We build a social fabric. We snap a thread. We weave a magnificent dream. We disrupt the weave. Indian weaves and fabrics have been the stuff of our dreams, the shades of our imagination. We wear bright colours, we weave multi-colours and our silks and cottons are part of our national identity.
India is the second largest producer of cotton in the world and our textile industry the second largest employer in the country after agriculture. There is a step by step process before the shirt lands on our backs, before the saree is draped round our bodies. Demonetisation has disrupted every stage of that process.
The weavers of Meerut
The Hashimpura locality of Meerut in western Uttar Pradesh is famous for producing beautiful cotton textiles. Within the narrow lanes and bylanes, there are weavers who have gone on to become entrepreneurs of sorts as over generations they have come to own anything from two to 20 or more looms. This is all part of the informal sector that produces 60% of Indian textiles. These master weavers have design samples and they weave the threads on the maze of the loom to produce intricate patterns or a riot of colours, elegant borders and so on. There are almost 70,000 weavers in Meerut.
Gujarat cotton belt
But these little ghettos are part of a cycle of life and livelihood that goes both east and west in the mosaic that is India. The thread that lands up on the looms in Meerut comes in trucks from Surat in Gujarat. The western Indian state is one of the largest producers of the cotton crop that looks like a puff of cloud on a stem when it is in season. In the cotton growing belt of Gujarat, one would see mountains of cotton collected in godowns from where it would be transported to factories that make the thread. The journey of the cotton cloth begins on a farm, before moving from a factory onto a truck that takes it hundreds of miles away where there is a loom.
That journey has stopped. The raw material cannot move.

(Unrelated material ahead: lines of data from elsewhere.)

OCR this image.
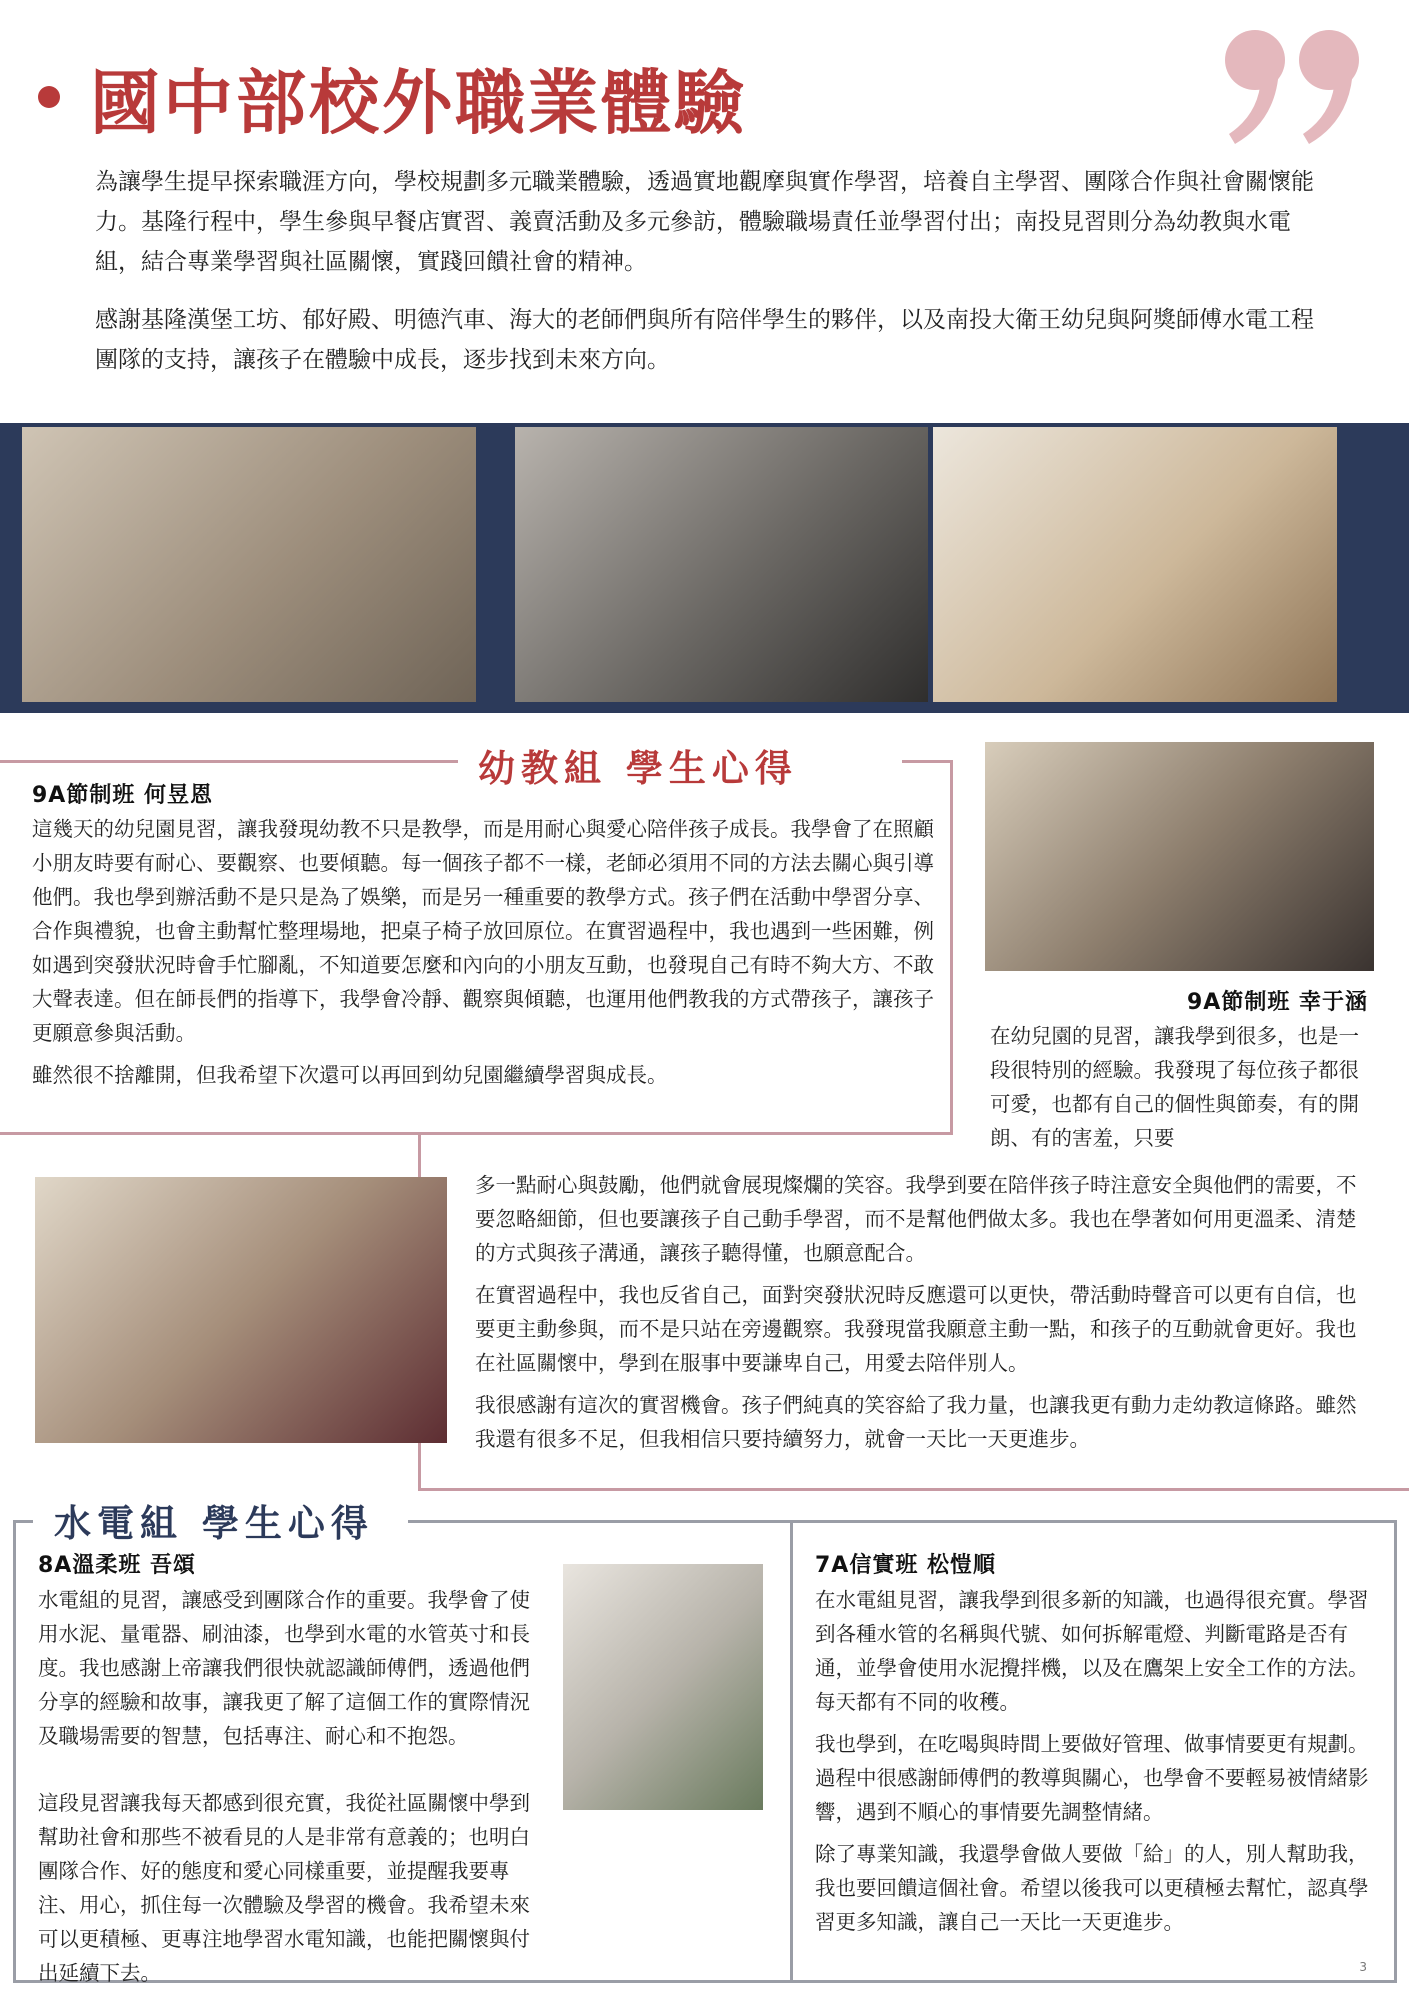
國中部校外職業體驗

為讓學生提早探索職涯方向，學校規劃多元職業體驗，透過實地觀摩與實作學習，培養自主學習、團隊合作與社會關懷能力。基隆行程中，學生參與早餐店實習、義賣活動及多元參訪，體驗職場責任並學習付出；南投見習則分為幼教與水電組，結合專業學習與社區關懷，實踐回饋社會的精神。

感謝基隆漢堡工坊、郁好殿、明德汽車、海大的老師們與所有陪伴學生的夥伴，以及南投大衛王幼兒與阿獎師傅水電工程團隊的支持，讓孩子在體驗中成長，逐步找到未來方向。

幼教組 學生心得
9A節制班 何昱恩

這幾天的幼兒園見習，讓我發現幼教不只是教學，而是用耐心與愛心陪伴孩子成長。我學會了在照顧小朋友時要有耐心、要觀察、也要傾聽。每一個孩子都不一樣，老師必須用不同的方法去關心與引導他們。我也學到辦活動不是只是為了娛樂，而是另一種重要的教學方式。孩子們在活動中學習分享、合作與禮貌，也會主動幫忙整理場地，把桌子椅子放回原位。在實習過程中，我也遇到一些困難，例如遇到突發狀況時會手忙腳亂，不知道要怎麼和內向的小朋友互動，也發現自己有時不夠大方、不敢大聲表達。但在師長們的指導下，我學會冷靜、觀察與傾聽，也運用他們教我的方式帶孩子，讓孩子更願意參與活動。

雖然很不捨離開，但我希望下次還可以再回到幼兒園繼續學習與成長。

9A節制班 幸于涵

在幼兒園的見習，讓我學到很多，也是一段很特別的經驗。我發現了每位孩子都很可愛，也都有自己的個性與節奏，有的開朗、有的害羞，只要

多一點耐心與鼓勵，他們就會展現燦爛的笑容。我學到要在陪伴孩子時注意安全與他們的需要，不要忽略細節，但也要讓孩子自己動手學習，而不是幫他們做太多。我也在學著如何用更溫柔、清楚的方式與孩子溝通，讓孩子聽得懂，也願意配合。

在實習過程中，我也反省自己，面對突發狀況時反應還可以更快，帶活動時聲音可以更有自信，也要更主動參與，而不是只站在旁邊觀察。我發現當我願意主動一點，和孩子的互動就會更好。我也在社區關懷中，學到在服事中要謙卑自己，用愛去陪伴別人。

我很感謝有這次的實習機會。孩子們純真的笑容給了我力量，也讓我更有動力走幼教這條路。雖然我還有很多不足，但我相信只要持續努力，就會一天比一天更進步。

水電組 學生心得
8A溫柔班 吾頌

水電組的見習，讓感受到團隊合作的重要。我學會了使用水泥、量電器、刷油漆，也學到水電的水管英寸和長度。我也感謝上帝讓我們很快就認識師傅們，透過他們分享的經驗和故事，讓我更了解了這個工作的實際情況及職場需要的智慧，包括專注、耐心和不抱怨。

這段見習讓我每天都感到很充實，我從社區關懷中學到幫助社會和那些不被看見的人是非常有意義的；也明白團隊合作、好的態度和愛心同樣重要，並提醒我要專注、用心，抓住每一次體驗及學習的機會。我希望未來可以更積極、更專注地學習水電知識，也能把關懷與付出延續下去。

7A信實班 松愷順

在水電組見習，讓我學到很多新的知識，也過得很充實。學習到各種水管的名稱與代號、如何拆解電燈、判斷電路是否有通，並學會使用水泥攪拌機，以及在鷹架上安全工作的方法。每天都有不同的收穫。

我也學到，在吃喝與時間上要做好管理、做事情要更有規劃。過程中很感謝師傅們的教導與關心，也學會不要輕易被情緒影響，遇到不順心的事情要先調整情緒。

除了專業知識，我還學會做人要做「給」的人，別人幫助我，我也要回饋這個社會。希望以後我可以更積極去幫忙，認真學習更多知識，讓自己一天比一天更進步。

3
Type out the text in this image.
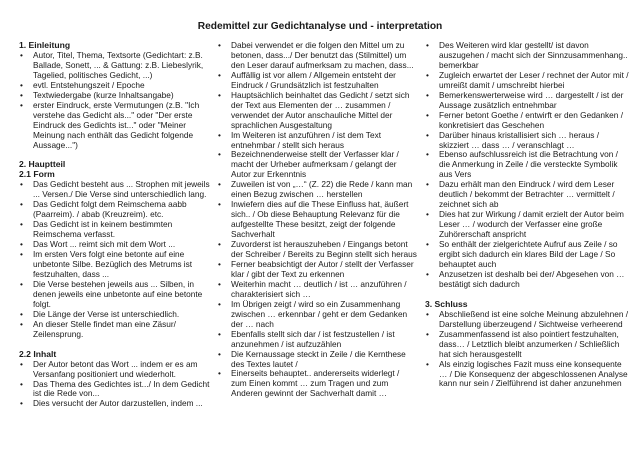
Redemittel zur Gedichtanalyse und - interpretation
1. Einleitung
• Autor, Titel, Thema, Textsorte (Gedichtart: z.B. Ballade, Sonett, ... & Gattung: z.B. Liebeslyrik, Tagelied, politisches Gedicht, ...)
• evtl. Entstehungszeit / Epoche
• Textwiedergabe (kurze Inhaltsangabe)
• erster Eindruck, erste Vermutungen (z.B. "Ich verstehe das Gedicht als..." oder "Der erste Eindruck des Gedichts ist..." oder "Meiner Meinung nach enthält das Gedicht folgende Aussage...")
2. Hauptteil
2.1 Form
• Das Gedicht besteht aus ... Strophen mit jeweils ... Versen./ Die Verse sind unterschiedlich lang.
• Das Gedicht folgt dem Reimschema aabb (Paarreim). / abab (Kreuzreim). etc.
• Das Gedicht ist in keinem bestimmten Reimschema verfasst.
• Das Wort ... reimt sich mit dem Wort ...
• Im ersten Vers folgt eine betonte auf eine unbetonte Silbe. Bezüglich des Metrums ist festzuhalten, dass ...
• Die Verse bestehen jeweils aus ... Silben, in denen jeweils eine unbetonte auf eine betonte folgt.
• Die Länge der Verse ist unterschiedlich.
• An dieser Stelle findet man eine Zäsur/ Zeilensprung.
2.2 Inhalt
• Der Autor betont das Wort ... indem er es am Versanfang positioniert und wiederholt.
• Das Thema des Gedichtes ist.../ In dem Gedicht ist die Rede von...
• Dies versucht der Autor darzustellen, indem ...
• Dabei verwendet er die folgen den Mittel um zu betonen, dass.../ Der benutzt das (Stilmittel) um den Leser darauf aufmerksam zu machen, dass...
• Auffällig ist vor allem / Allgemein entsteht der Eindruck / Grundsätzlich ist festzuhalten
• Hauptsächlich beinhaltet das Gedicht / setzt sich der Text aus Elementen der … zusammen / verwendet der Autor anschauliche Mittel der sprachlichen Ausgestaltung
• Im Weiteren ist anzuführen / ist dem Text entnehmbar / stellt sich heraus
• Bezeichnenderweise stellt der Verfasser klar / macht der Urheber aufmerksam / gelangt der Autor zur Erkenntnis
• Zuweilen ist von „…“ (Z. 22) die Rede / kann man einen Bezug zwischen … herstellen
• Inwiefern dies auf die These Einfluss hat, äußert sich.. / Ob diese Behauptung Relevanz für die aufgestellte These besitzt, zeigt der folgende Sachverhalt
• Zuvorderst ist herauszuheben / Eingangs betont der Schreiber / Bereits zu Beginn stellt sich heraus
• Ferner beabsichtigt der Autor / stellt der Verfasser klar / gibt der Text zu erkennen
• Weiterhin macht … deutlich / ist … anzuführen / charakterisiert sich …
• Im Übrigen zeigt / wird so ein Zusammenhang zwischen … erkennbar / geht er dem Gedanken der … nach
• Ebenfalls stellt sich dar / ist festzustellen / ist anzunehmen / ist aufzuzählen
• Die Kernaussage steckt in Zeile / die Kernthese des Textes lautet /
• Einerseits behauptet.. andererseits widerlegt / zum Einen kommt … zum Tragen und zum Anderen gewinnt der Sachverhalt damit …
• Des Weiteren wird klar gestellt/ ist davon auszugehen / macht sich der Sinnzusammenhang.. bemerkbar
• Zugleich erwartet der Leser / rechnet der Autor mit / umreißt damit / umschreibt hierbei
• Bemerkenswerterweise wird … dargestellt / ist der Aussage zusätzlich entnehmbar
• Ferner betont Goethe / entwirft er den Gedanken / konkretisiert das Geschehen
• Darüber hinaus kristallisiert sich … heraus / skizziert … dass … / veranschlagt …
• Ebenso aufschlussreich ist die Betrachtung von / die Anmerkung in Zeile / die versteckte Symbolik aus Vers
• Dazu erhält man den Eindruck / wird dem Leser deutlich / bekommt der Betrachter … vermittelt / zeichnet sich ab
• Dies hat zur Wirkung / damit erzielt der Autor beim Leser … / wodurch der Verfasser eine große Zuhörerschaft anspricht
• So enthält der zielgerichtete Aufruf aus Zeile / so ergibt sich dadurch ein klares Bild der Lage / So behauptet auch
• Anzusetzen ist deshalb bei der/ Abgesehen von … bestätigt sich dadurch
3. Schluss
• Abschließend ist eine solche Meinung abzulehnen / Darstellung überzeugend / Sichtweise verheerend
• Zusammenfassend ist also pointiert festzuhalten, dass… / Letztlich bleibt anzumerken / Schließlich hat sich herausgestellt
• Als einzig logisches Fazit muss eine konsequente … / Die Konsequenz der abgeschlossenen Analyse kann nur sein / Zielführend ist daher anzunehmen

The labour that comes and works on the Meerut looms also needs to make a journey east, to Darbhanga district of Bihar from where they mostly come. There’s an interesting detail I discover while talking to the labour: they have been travelling to the textile centres such as those in Uttar Pradesh for generations now as the rates for farm labour have always been low in Bihar. MNREGA rates are better but still low while the workers on the Meerut loom get Rs 3500-4000 each week. But that was before they became collateral damage in the so-called war against black money.
Badruddin Qureshi owns 16 power looms in Hashimpura and employs ten workers from Bihar. The looms have shut down but there is a relationship with the workers who have to be paid a lump sum so that they can return to their villages in Bihar. That is the immediate challenge before Qureshi and other master weavers like him who have had labour coming from a particular village or family for generations. The next challenge would, of course, be the consequence of no income generation but the full scale of the disaster is yet to unfold.
What of the weavers? They can probably become farm labour in Bihar and get paid in kind for some months since cash is reportedly very hard to come by in villages now. Qureshi says that like him other owners of looms are collecting money and sending workers home. He says that there is no point working the looms. There is no market left. The workers are queuing up at banks to change money so that they can return to their village. They are being refused because their Aadhaar cards are registered in Bihar so they head off the next day to another bank. In the small community of textile workers in Meerut the story of one, 50-year-old Aziz, dying while in a queue has only added to their sense of dislocation and fear for the future.
Khandak Bazar merchants
The next stage of the tragedy can be found in the wholesale cloth market in Meerut known as Khandak Bazar. Shopkeepers are sitting in empty stores with bales of cloth that no one is buying. Business in this peak season is down 75%. There are no new buyers and the only sales are pending orders says Harsh Lal, owner of a wholesale shop in the market.
His distress is particularly acute as he stocks the checked cloth that is used to make cheap mattresses that sell across north India, particularly as the cold sets in. This is the peak season for that market and clearly, it’s gone bust. Across the road from him, another shop sells salwar suit material that has not been picked up by the usual markets in Mumbai, Ahmedabad, Delhi. The owner is a staunch supporter of the BJP and Prime Minister Narendra Modi. He believes there must be a plan to replace currency quickly otherwise “we are all finished”.
Aditya Prakash Sharma, a big handloom wholesale trader in Meerut, tells distress tales of other markets. In Ludhiana the woollens are not being picked up, in Meerut his cotton won’t move. He says that pending orders can’t be met as truckers cannot be sent on a journey without cash for their own survival. Besides, the orders for weddings, woollens, mattresses, are slowly being cancelled.
Another disaster is brewing in Varanasi, the prime minister’s constituency, where a large community of weavers makes the famous silk sarees. This is all done on handloom as opposed to the power looms in a cotton-producing centre like Meerut. Production has stopped as the silk thread that comes from distant parts of India and foreign shores cannot be procured, orders for saris have been cancelled, the wholesaler cannot procure them. India is also the second largest producer of silk in the world.
At every stage of the circle of life and production, the human being will suffer and the economy will contract. Frankly, let’s get prepared to go from bad to worse as the textile sector is left threadbare.